Vers l'époque où eurent lieu les faits de Fatima les puissances du Vatican faisaient peser deux menaces sur l'Eglise Catholique.

Première menace: l'intolérance. Les papes de l'époque s'étaient mis au service d'intérêts qu'ils jugeaient à tort liés à une sorte de droit divin. Pour maintenir ce qu'ils considéraient comme la vérité absolue tous les moyens étaient permis et la notion de "guerre sainte" était enseignée dans leurs séminaires.

Tout ce qui était compromis, tolérance, oecuménisme était alors considéré comme une lâcheté. Il suffit de relire les encycliques de l'époque pour mesurer combien elles étaient en fait obsédées par de multiples condamnations contre tout ce qui n'était pas romain.

Seconde menace: le centralisme romain. Le Vatican, mal conseillé par de mauvais théologiens, avait créé une sorte de césaro-papisme bien éloigné de l'humilité des premiers évêques de Rome. Nous évoquions au début de cet article Saint Bernard, rappelons qu'il fut l'un de ceux qui eurent la notion de cette menace, lançant au pape de son époque la célèbre phrase: - "Souviens-toi que tu n'es pas le seigneur des évêques, mais l'un d'eux".

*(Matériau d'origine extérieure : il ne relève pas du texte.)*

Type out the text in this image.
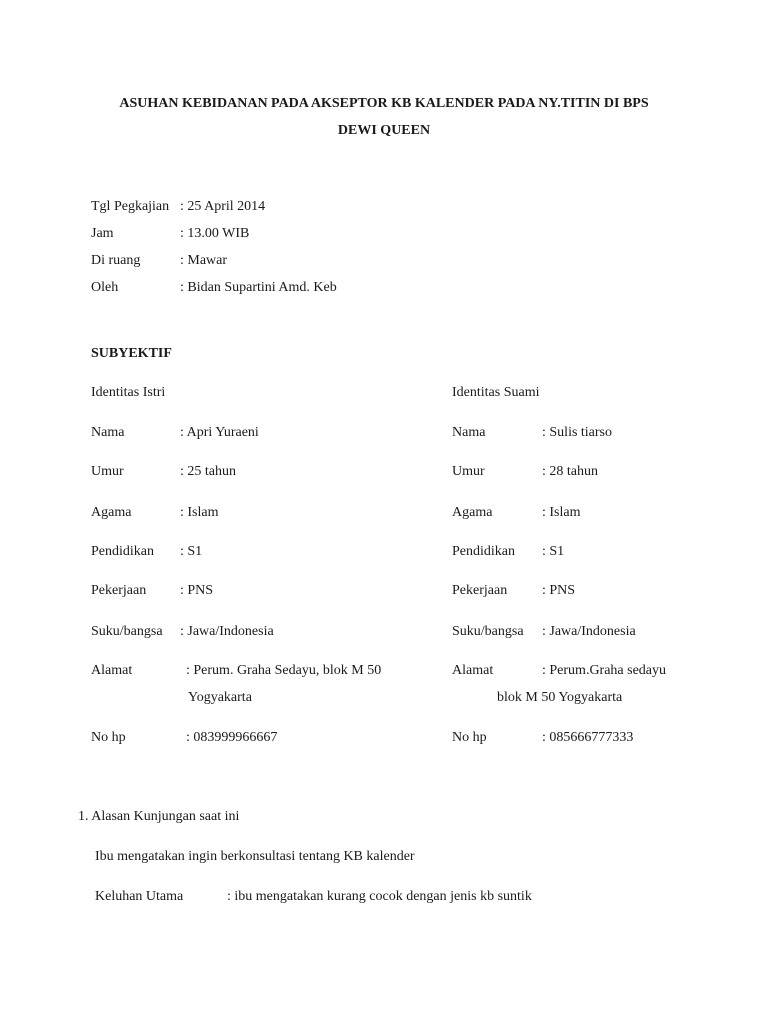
ASUHAN KEBIDANAN PADA AKSEPTOR KB KALENDER PADA NY.TITIN DI BPS
DEWI QUEEN
Tgl Pegkajian : 25 April 2014
Jam	: 13.00 WIB
Di ruang	: Mawar
Oleh	: Bidan Supartini Amd. Keb
SUBYEKTIF
Identitas Istri
Nama	: Apri Yuraeni
Umur	: 25 tahun
Agama	: Islam
Pendidikan : S1
Pekerjaan : PNS
Suku/bangsa : Jawa/Indonesia
Alamat	: Perum. Graha Sedayu, blok M 50
Yogyakarta
No hp	: 083999966667
Identitas Suami
Nama	: Sulis tiarso
Umur	: 28 tahun
Agama	: Islam
Pendidikan : S1
Pekerjaan : PNS
Suku/bangsa : Jawa/Indonesia
Alamat	: Perum.Graha sedayu
blok M 50 Yogyakarta
No hp	: 085666777333
1. Alasan Kunjungan saat ini
Ibu mengatakan ingin berkonsultasi tentang KB kalender
Keluhan Utama	: ibu mengatakan kurang cocok dengan jenis kb suntik
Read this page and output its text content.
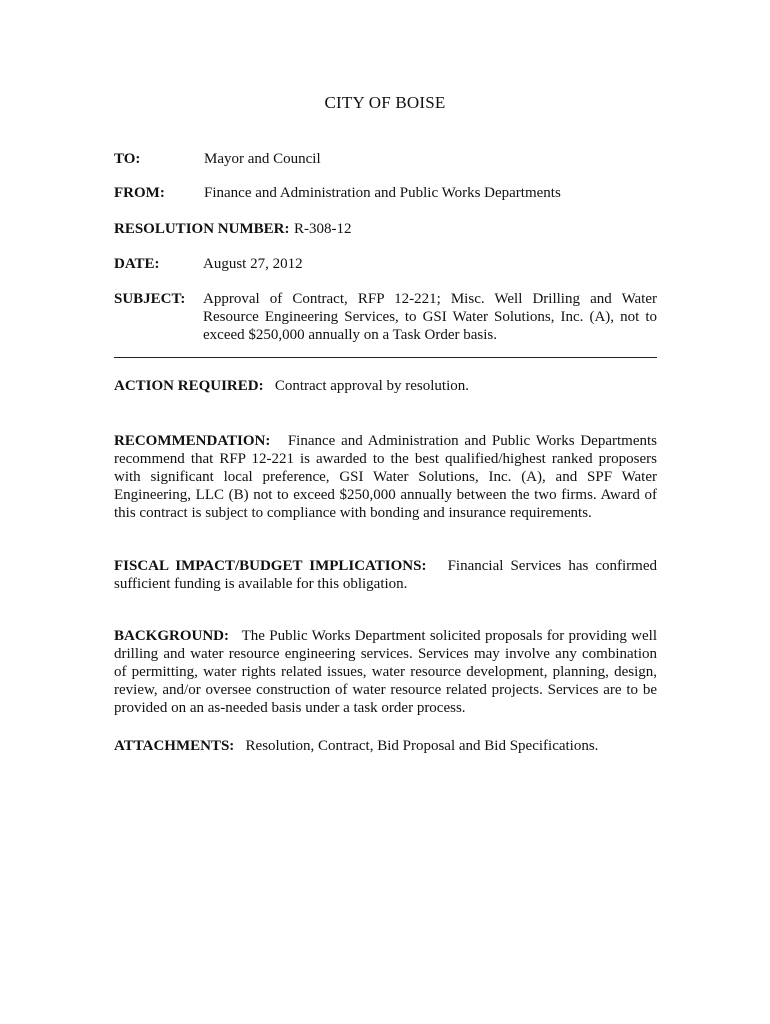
CITY OF BOISE
TO:	Mayor and Council
FROM:	Finance and Administration and Public Works Departments
RESOLUTION NUMBER: R-308-12
DATE:	August 27, 2012
SUBJECT: Approval of Contract, RFP 12-221; Misc. Well Drilling and Water Resource Engineering Services, to GSI Water Solutions, Inc. (A), not to exceed $250,000 annually on a Task Order basis.
ACTION REQUIRED:   Contract approval by resolution.
RECOMMENDATION:   Finance and Administration and Public Works Departments recommend that RFP 12-221 is awarded to the best qualified/highest ranked proposers with significant local preference, GSI Water Solutions, Inc. (A), and SPF Water Engineering, LLC (B) not to exceed $250,000 annually between the two firms. Award of this contract is subject to compliance with bonding and insurance requirements.
FISCAL IMPACT/BUDGET IMPLICATIONS:   Financial Services has confirmed sufficient funding is available for this obligation.
BACKGROUND:   The Public Works Department solicited proposals for providing well drilling and water resource engineering services. Services may involve any combination of permitting, water rights related issues, water resource development, planning, design, review, and/or oversee construction of water resource related projects. Services are to be provided on an as-needed basis under a task order process.
ATTACHMENTS:   Resolution, Contract, Bid Proposal and Bid Specifications.
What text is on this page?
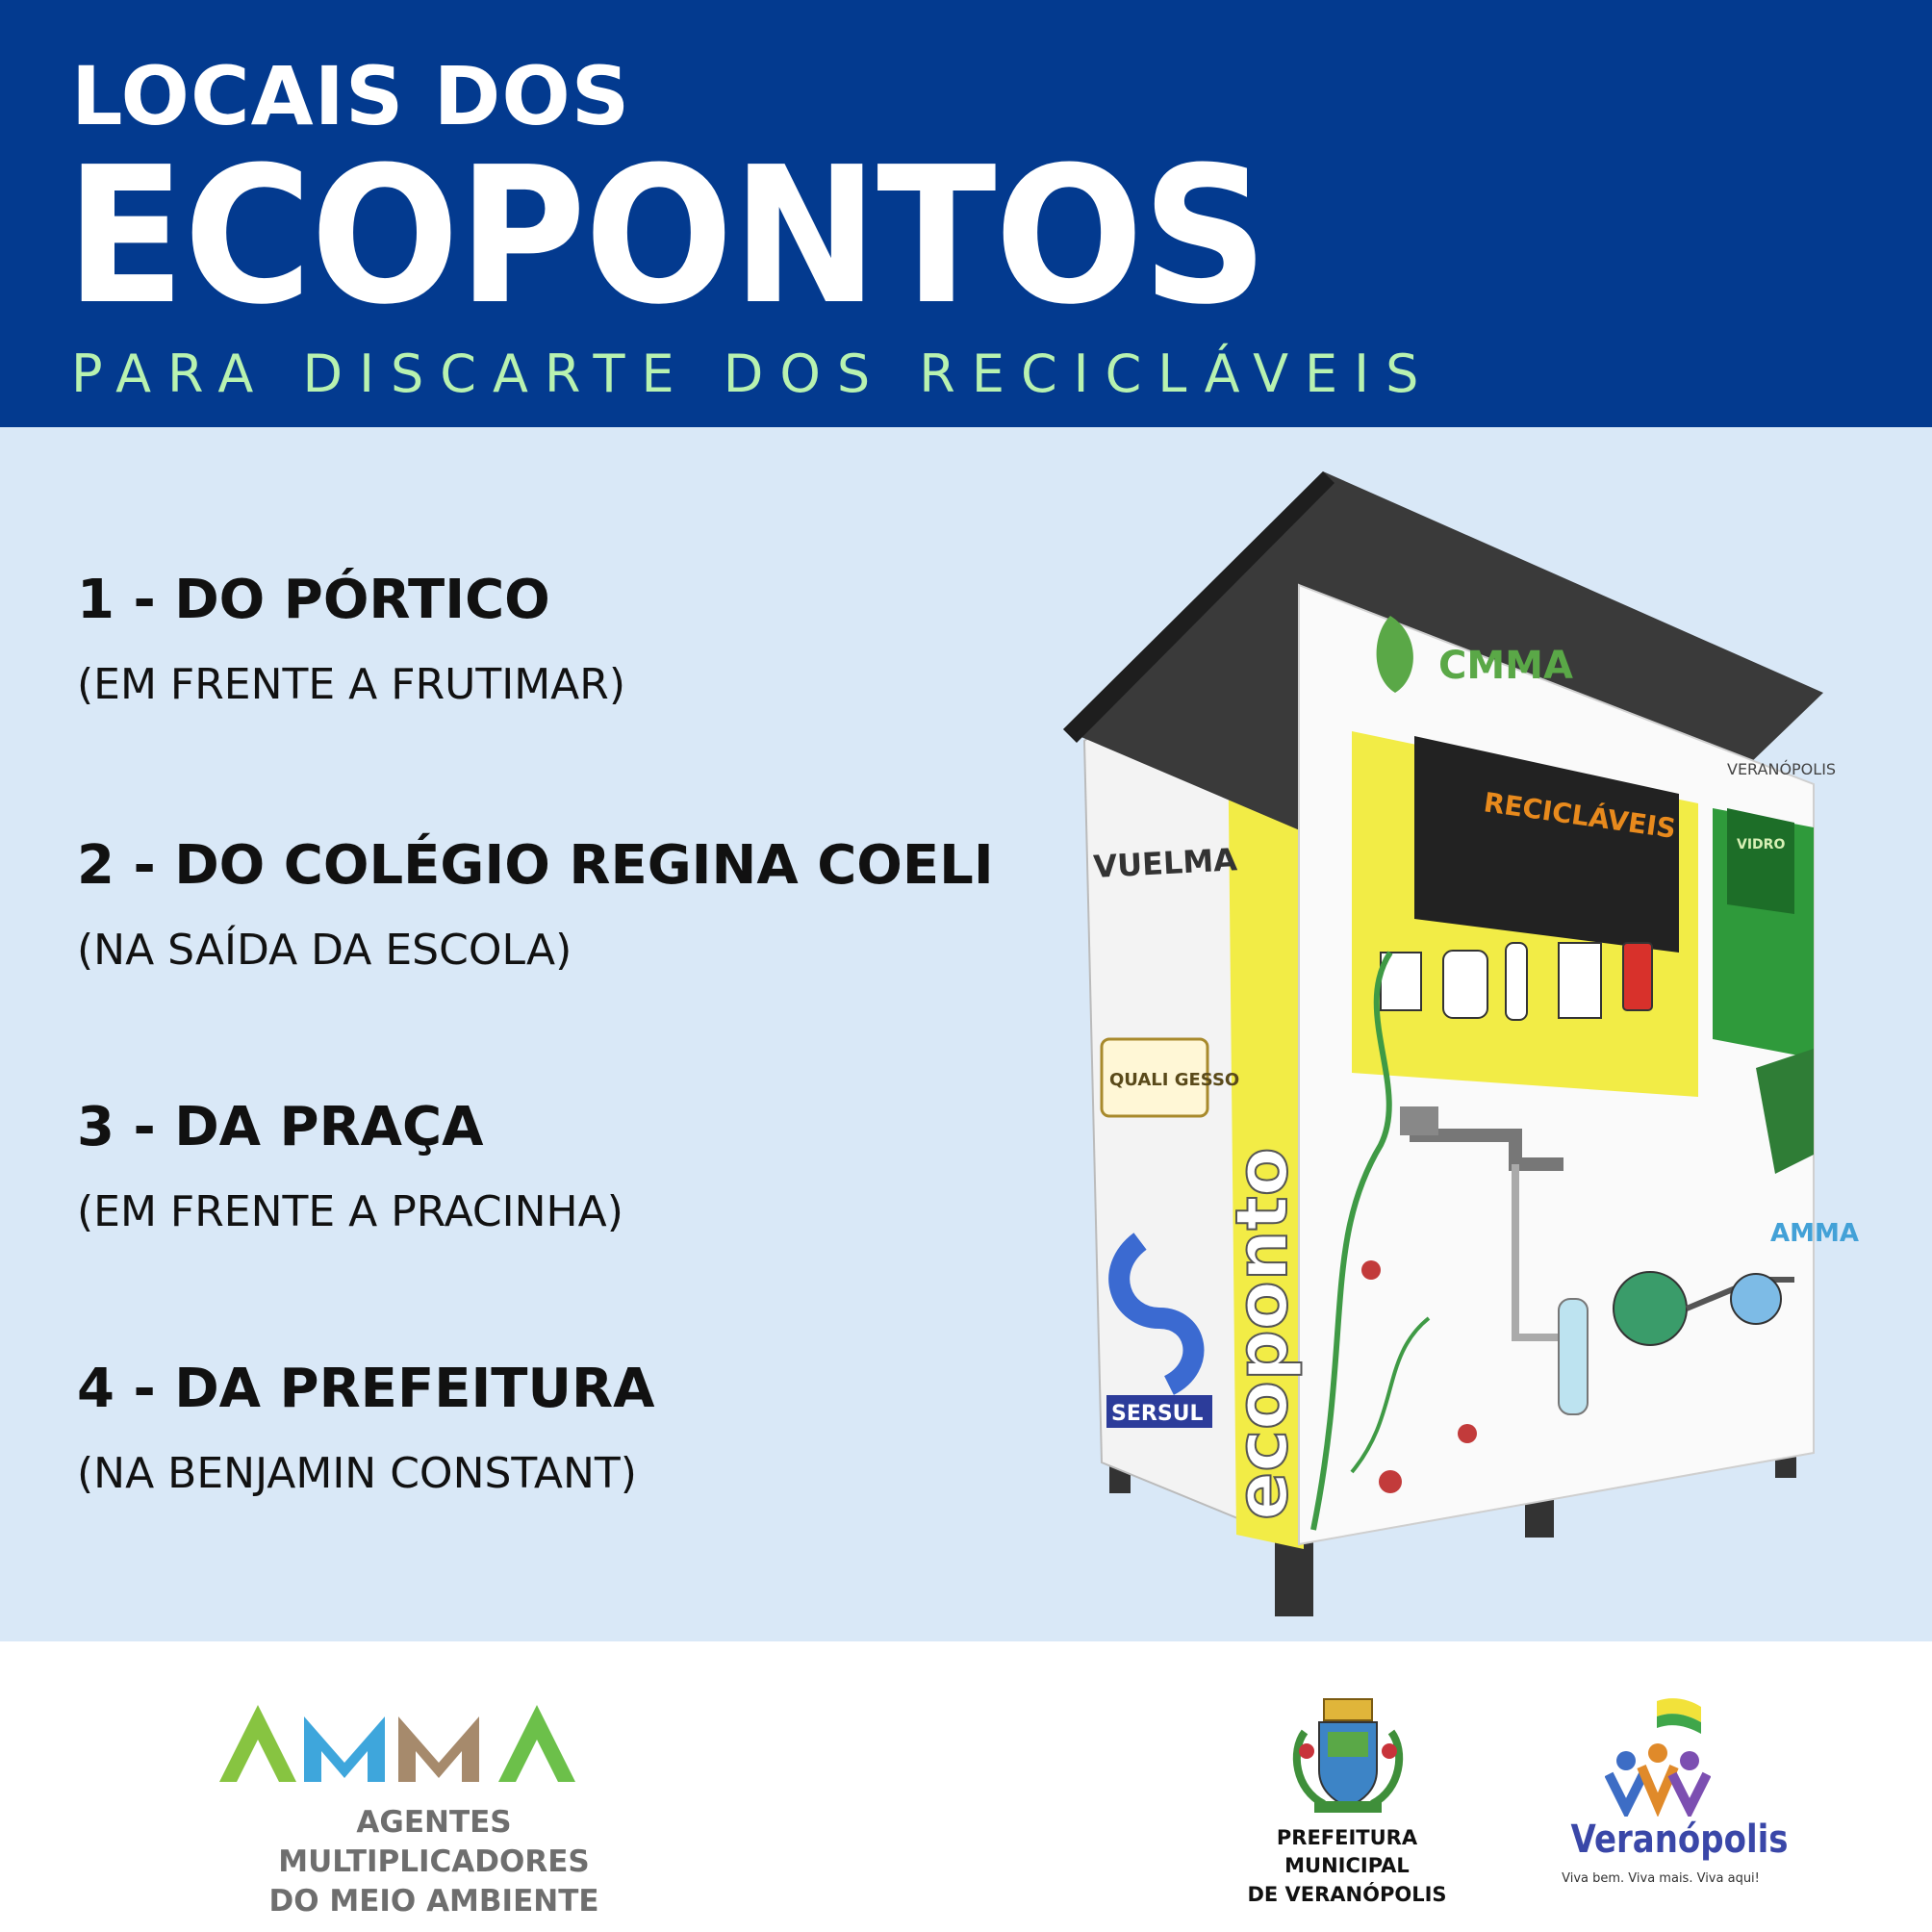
LOCAIS DOS
ECOPONTOS
PARA DISCARTE DOS RECICLÁVEIS
1 - DO PÓRTICO
(EM FRENTE A FRUTIMAR)
2 - DO COLÉGIO REGINA COELI
(NA SAÍDA DA ESCOLA)
3 - DA PRAÇA
(EM FRENTE A PRACINHA)
4 - DA PREFEITURA
(NA BENJAMIN CONSTANT)
RECICLÁVEIS
VIDRO
CMMA
VERANÓPOLIS
AMMA
VUELMA
QUALI GESSO
SERSUL ecoponto
AGENTES MULTIPLICADORES
DO MEIO AMBIENTE
PREFEITURA MUNICIPAL
DE VERANÓPOLIS
Veranópolis
Viva bem. Viva mais. Viva aqui!
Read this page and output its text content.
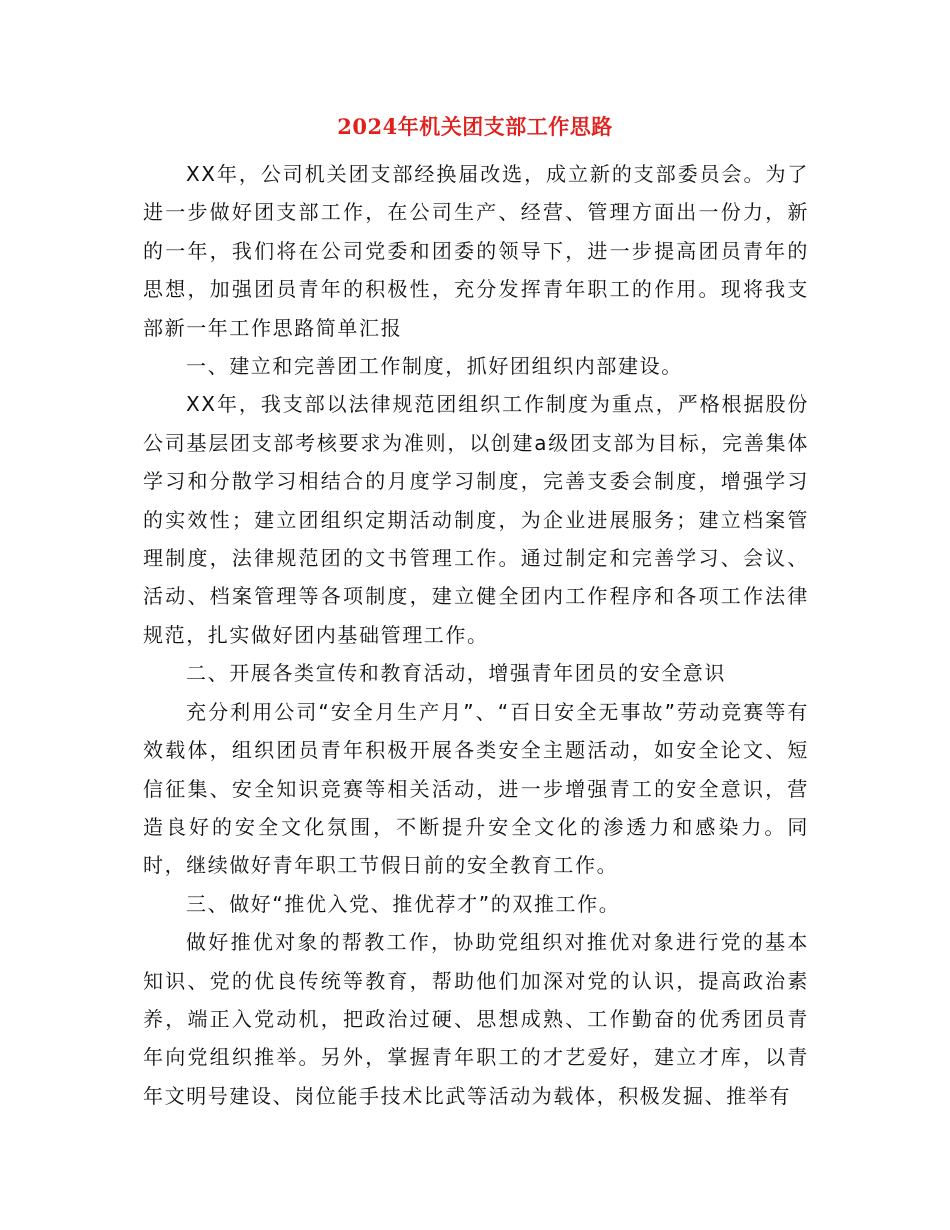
2024年机关团支部工作思路

XX年，公司机关团支部经换届改选，成立新的支部委员会。为了进一步做好团支部工作，在公司生产、经营、管理方面出一份力，新的一年，我们将在公司党委和团委的领导下，进一步提高团员青年的思想，加强团员青年的积极性，充分发挥青年职工的作用。现将我支部新一年工作思路简单汇报

一、建立和完善团工作制度，抓好团组织内部建设。

XX年，我支部以法律规范团组织工作制度为重点，严格根据股份公司基层团支部考核要求为准则，以创建a级团支部为目标，完善集体学习和分散学习相结合的月度学习制度，完善支委会制度，增强学习的实效性；建立团组织定期活动制度，为企业进展服务；建立档案管理制度，法律规范团的文书管理工作。通过制定和完善学习、会议、活动、档案管理等各项制度，建立健全团内工作程序和各项工作法律规范，扎实做好团内基础管理工作。

二、开展各类宣传和教育活动，增强青年团员的安全意识

充分利用公司“安全月生产月”、“百日安全无事故”劳动竞赛等有效载体，组织团员青年积极开展各类安全主题活动，如安全论文、短信征集、安全知识竞赛等相关活动，进一步增强青工的安全意识，营造良好的安全文化氛围，不断提升安全文化的渗透力和感染力。同时，继续做好青年职工节假日前的安全教育工作。

三、做好“推优入党、推优荐才”的双推工作。

做好推优对象的帮教工作，协助党组织对推优对象进行党的基本知识、党的优良传统等教育，帮助他们加深对党的认识，提高政治素养，端正入党动机，把政治过硬、思想成熟、工作勤奋的优秀团员青年向党组织推举。另外，掌握青年职工的才艺爱好，建立才库，以青年文明号建设、岗位能手技术比武等活动为载体，积极发掘、推举有
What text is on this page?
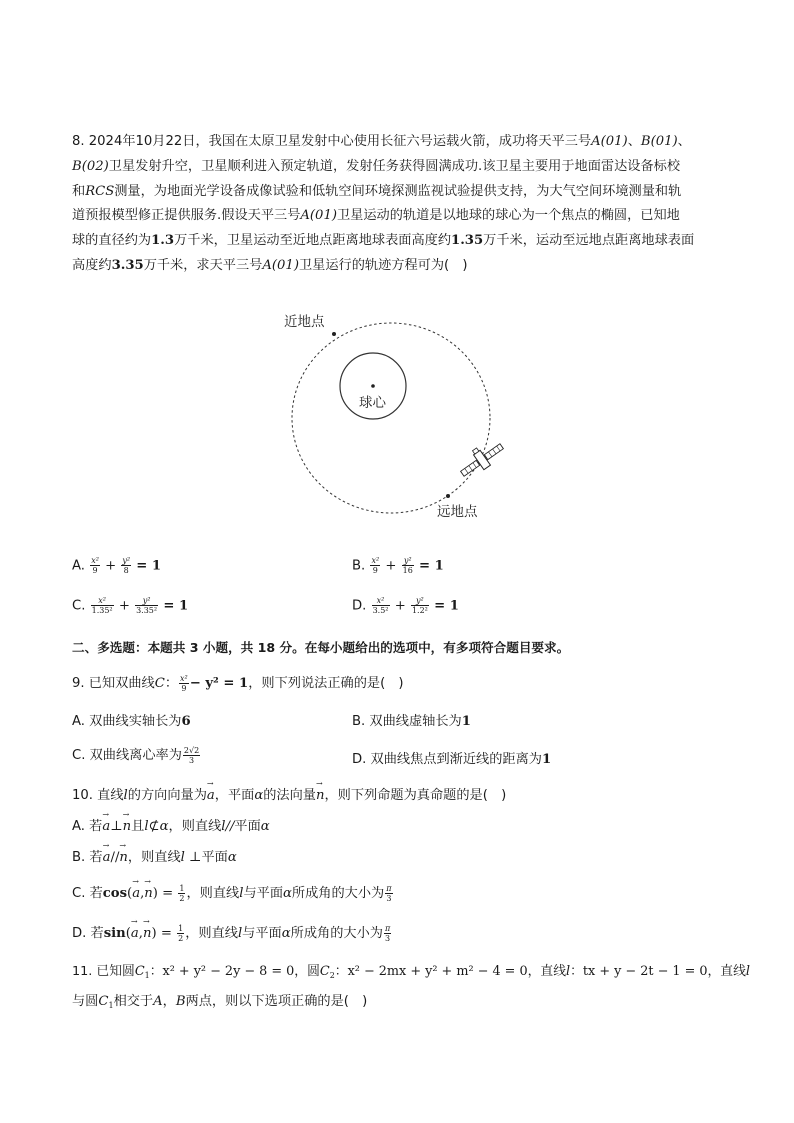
8. 2024年10月22日，我国在太原卫星发射中心使用长征六号运载火箭，成功将天平三号A(01)、B(01)、
B(02)卫星发射升空，卫星顺利进入预定轨道，发射任务获得圆满成功.该卫星主要用于地面雷达设备标校
和RCS测量，为地面光学设备成像试验和低轨空间环境探测监视试验提供支持，为大气空间环境测量和轨
道预报模型修正提供服务.假设天平三号A(01)卫星运动的轨道是以地球的球心为一个焦点的椭圆，已知地
球的直径约为1.3万千米，卫星运动至近地点距离地球表面高度约1.35万千米，运动至远地点距离地球表面
高度约3.35万千米，求天平三号A(01)卫星运行的轨迹方程可为(　)
近地点
球心
远地点
A. $\frac{\text{x²}}{9} + \frac{\text{y²}}{8} = 1$	B. $\frac{\text{x²}}{9} + \frac{\text{y²}}{16} = 1$
C. $\frac{\text{x²}}{\text{1.35²}} + \frac{\text{y²}}{\text{3.35²}} = 1$	D. $\frac{\text{x²}}{\text{3.5²}} + \frac{\text{y²}}{\text{1.2²}} = 1$
二、多选题：本题共 3 小题，共 18 分。在每小题给出的选项中，有多项符合题目要求。
9. 已知双曲线C： $\frac{\text{x²}}{9} - y^2 = 1$，则下列说法正确的是(　)
A. 双曲线实轴长为6	B. 双曲线虚轴长为1
C. 双曲线离心率为 $\frac{2√2}{3}$	D. 双曲线焦点到渐近线的距离为1
10. 直线l的方向向量为→ a，平面α的法向量→ n，则下列命题为真命题的是(　)
A. 若→ a⊥→ n且l⊄α，则直线l//平面α
B. 若→ a//→ n，则直线l ⊥平面α
C. 若$\cos(\to a,\to n) = \frac{1}{2}$ ，则直线l与平面α所成角的大小为 $\frac{\pi}{3}$
D. 若$\sin(\to a,\to n) = \frac{1}{2}$ ，则直线l与平面α所成角的大小为 $\frac{\pi}{3}$
11. 已知圆$C_1$：x² + y² − 2y − 8 = 0，圆$C_2$：x² − 2mx + y² + m² − 4 = 0，直线l：tx + y − 2t − 1 = 0，直线l
与圆$C_1$相交于A，B两点，则以下选项正确的是(　)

En oubliant largement cet avertissement le concile romain de Vatican 1 avait, en 1870, prétendu recentrer l'Eglise en créant une sorte de monarchie absolue gouvernée par un souverain pontife (titre donné jadis par l'Eglise au Seul Jésus-Christ).

Les prétentions romaines tendaient à nier l'existence des droits des Eglises nationales et à leur imposer une seule langue, un seul rite et un seul chef intitulé: vicaire universel et infaillible de Dieu.

La doctrine catholique selon laquelle chaque Eglise nationale a son ange propre était niée. - "Ecoute ce que l'Esprit dit aux Eglises... Va dire à l'ange de l'Eglise de Sardes, à l'ange de l'Eglise d'Ephèse, etc..." C'est ainsi que s'exprime le dernier des livres de la Bible, celui de l'Apocalypse, en ses chapitres deux et trois.

Nier l'existence de l'ange, c'est à dire l'entité individuelle et mystique de chaque Eglise nationale, son droit d'avoir ses synodes nationaux, c'est ce que l'Eglise de Rome mettait en cause.

Ce n'est certainement pas par hasard que les deux anges qui se révèlent aux enfants à Fatima avant la venue de la Vierge Marie se présentent en ces termes:
- "Je suis l'ange de la Paix".
- "Je suis l'ange du Portugal".

Les Yeux Noirs

Quand Marie apparaît à Bernadette, elle a les yeux d'un bleu très limpide et très clair. Mais quand elle se montre aux enfants de Fatima, ses yeux ont pris la couleur de l'ébène. Il y a là une merveilleuse leçon de symbolisme.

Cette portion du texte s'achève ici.